Y, a la vez que lo decía, apoyó con suavidad su mano encallecida sobre la rodilla de su amigo. Pretendía que sus palabras no sonasen a acusación ni a enfado. Él sabía que en la intención de Faustino no había más que preocupación por su destino. Pero para Faustino era sencillo. Él ya había escogido.

—Pin me pidió que te avisase de que precisan de hombres. La ofensiva está a punto de iniciarse y quieren soldados. Yo le dije que no estabas interesado. Mi palabra no le vale, y por eso insistió en hablar contigo personalmente.

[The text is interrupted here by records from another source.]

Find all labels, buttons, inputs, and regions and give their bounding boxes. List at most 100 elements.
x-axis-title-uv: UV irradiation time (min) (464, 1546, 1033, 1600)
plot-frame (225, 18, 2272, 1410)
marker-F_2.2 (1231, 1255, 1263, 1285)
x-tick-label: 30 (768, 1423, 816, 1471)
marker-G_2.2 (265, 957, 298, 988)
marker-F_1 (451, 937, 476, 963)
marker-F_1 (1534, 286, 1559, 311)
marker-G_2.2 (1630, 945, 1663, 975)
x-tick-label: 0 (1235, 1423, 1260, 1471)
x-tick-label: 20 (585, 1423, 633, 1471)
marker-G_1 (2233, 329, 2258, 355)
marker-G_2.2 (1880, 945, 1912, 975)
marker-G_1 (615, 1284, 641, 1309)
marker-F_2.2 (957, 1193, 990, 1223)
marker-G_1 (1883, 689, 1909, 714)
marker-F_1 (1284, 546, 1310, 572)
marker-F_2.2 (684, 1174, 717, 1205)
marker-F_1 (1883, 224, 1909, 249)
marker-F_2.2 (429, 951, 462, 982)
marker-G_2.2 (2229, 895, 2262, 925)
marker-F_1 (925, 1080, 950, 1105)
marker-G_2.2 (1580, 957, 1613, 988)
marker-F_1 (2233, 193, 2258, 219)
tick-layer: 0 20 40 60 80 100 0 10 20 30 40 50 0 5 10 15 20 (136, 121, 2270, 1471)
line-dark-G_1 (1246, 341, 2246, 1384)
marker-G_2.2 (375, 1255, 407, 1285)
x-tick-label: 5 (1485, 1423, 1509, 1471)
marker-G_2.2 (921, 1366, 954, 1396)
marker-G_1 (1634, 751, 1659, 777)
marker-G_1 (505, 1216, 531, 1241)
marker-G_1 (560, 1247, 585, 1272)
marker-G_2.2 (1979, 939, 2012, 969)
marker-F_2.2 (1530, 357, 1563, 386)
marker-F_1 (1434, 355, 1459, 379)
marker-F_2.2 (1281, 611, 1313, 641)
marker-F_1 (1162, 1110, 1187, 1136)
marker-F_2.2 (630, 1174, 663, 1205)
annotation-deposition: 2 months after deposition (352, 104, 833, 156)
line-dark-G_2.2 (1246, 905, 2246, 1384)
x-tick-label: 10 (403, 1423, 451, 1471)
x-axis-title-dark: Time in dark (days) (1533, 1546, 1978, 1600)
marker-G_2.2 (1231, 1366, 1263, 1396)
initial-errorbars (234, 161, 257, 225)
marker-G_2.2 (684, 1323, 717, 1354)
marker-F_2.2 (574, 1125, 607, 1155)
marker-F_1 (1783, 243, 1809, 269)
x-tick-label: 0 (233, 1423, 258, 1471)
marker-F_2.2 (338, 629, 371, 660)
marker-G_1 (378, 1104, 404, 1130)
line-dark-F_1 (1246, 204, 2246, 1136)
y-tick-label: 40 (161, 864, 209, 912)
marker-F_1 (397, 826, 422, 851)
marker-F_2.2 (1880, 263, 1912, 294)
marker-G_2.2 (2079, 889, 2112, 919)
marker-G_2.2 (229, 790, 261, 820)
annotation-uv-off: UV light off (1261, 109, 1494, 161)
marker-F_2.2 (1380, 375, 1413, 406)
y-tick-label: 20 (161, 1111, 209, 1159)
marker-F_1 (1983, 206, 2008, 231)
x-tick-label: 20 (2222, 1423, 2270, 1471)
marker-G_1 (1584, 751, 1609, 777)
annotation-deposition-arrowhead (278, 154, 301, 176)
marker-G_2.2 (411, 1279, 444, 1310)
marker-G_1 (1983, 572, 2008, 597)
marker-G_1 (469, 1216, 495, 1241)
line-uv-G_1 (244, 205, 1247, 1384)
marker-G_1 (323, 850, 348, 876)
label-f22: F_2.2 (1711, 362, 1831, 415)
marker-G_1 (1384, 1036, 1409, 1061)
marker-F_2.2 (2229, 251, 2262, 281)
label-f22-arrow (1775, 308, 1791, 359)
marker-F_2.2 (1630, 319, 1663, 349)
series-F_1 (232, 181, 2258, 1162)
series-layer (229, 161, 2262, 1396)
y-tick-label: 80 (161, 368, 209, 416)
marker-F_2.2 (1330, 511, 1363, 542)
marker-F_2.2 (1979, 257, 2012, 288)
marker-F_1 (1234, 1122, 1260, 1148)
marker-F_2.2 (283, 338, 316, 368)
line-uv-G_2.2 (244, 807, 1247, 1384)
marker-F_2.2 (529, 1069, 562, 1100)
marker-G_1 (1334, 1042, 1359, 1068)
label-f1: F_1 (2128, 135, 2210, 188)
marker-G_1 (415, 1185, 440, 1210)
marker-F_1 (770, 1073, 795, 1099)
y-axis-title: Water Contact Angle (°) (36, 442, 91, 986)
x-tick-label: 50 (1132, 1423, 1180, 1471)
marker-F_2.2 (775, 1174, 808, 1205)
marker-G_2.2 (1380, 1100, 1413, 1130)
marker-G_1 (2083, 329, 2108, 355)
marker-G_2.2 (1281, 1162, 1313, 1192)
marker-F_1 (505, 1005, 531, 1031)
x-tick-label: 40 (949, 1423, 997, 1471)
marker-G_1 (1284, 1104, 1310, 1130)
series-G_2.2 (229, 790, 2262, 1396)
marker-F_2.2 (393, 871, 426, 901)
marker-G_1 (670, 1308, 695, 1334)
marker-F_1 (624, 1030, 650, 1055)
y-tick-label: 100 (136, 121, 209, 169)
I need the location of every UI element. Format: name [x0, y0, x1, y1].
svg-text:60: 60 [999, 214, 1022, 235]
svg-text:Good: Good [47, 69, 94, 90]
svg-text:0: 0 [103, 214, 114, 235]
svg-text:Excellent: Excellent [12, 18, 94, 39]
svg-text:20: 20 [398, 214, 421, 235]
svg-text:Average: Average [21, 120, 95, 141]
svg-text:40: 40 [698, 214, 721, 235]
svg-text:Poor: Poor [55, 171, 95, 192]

—¿Y por qué no vino directamente?

En la creciente penumbra que envolvía La Colonia, Ignacio intuyó la sonrisa triste de Faustino.

—Luché a su lado en el 34, y en el 36 estuvimos juntos en el Batallón Mártires de Carbayín. Luego, en el 37, cuando se derrumbó el frente, su padre pagó para que no lo fusilaran ni lo encarcelaran. Varios testigos firmaron que él no había tenido nada que ver con los «adeptos a la revolución». Adeptos, ya ves qué palabras gastan. Se salvó, pero pronto se unió a la resistencia. Pin y yo fuimos amigos… hasta que salí de El Coto y decidí que ya no iba a luchar más. Por eso me usa a mí de mensajero. Quiere restregarme mi cobardía, hacerme ver que él sigue en la lucha.

Llamaron a formar. Era la hora del recuento. Ignacio, más ágil, se incorporó y le tendió la mano a Faustino para ayudarlo a levantarse. Una vez en pie, el picador no soltó la mano.

—Ignacio.

—Dime.

—No debes nada a nadie.

—Lo sé.

Faustino le estrujó el antebrazo hasta hacerle daño.

—No, no lo sabes. A nadie, Ignacio. ¿Dónde están Azaña, o Negrín, o Prieto, o Carrillo? Que yo sepa, ninguno ha regresado para luchar desde los montes.

Luego, tras unos segundos en un silencio espeso, añadió:

—Y también está mi hermana, Ignacio. Es una buena mujer. No se merece sufrir más. Ni tampoco nosotros.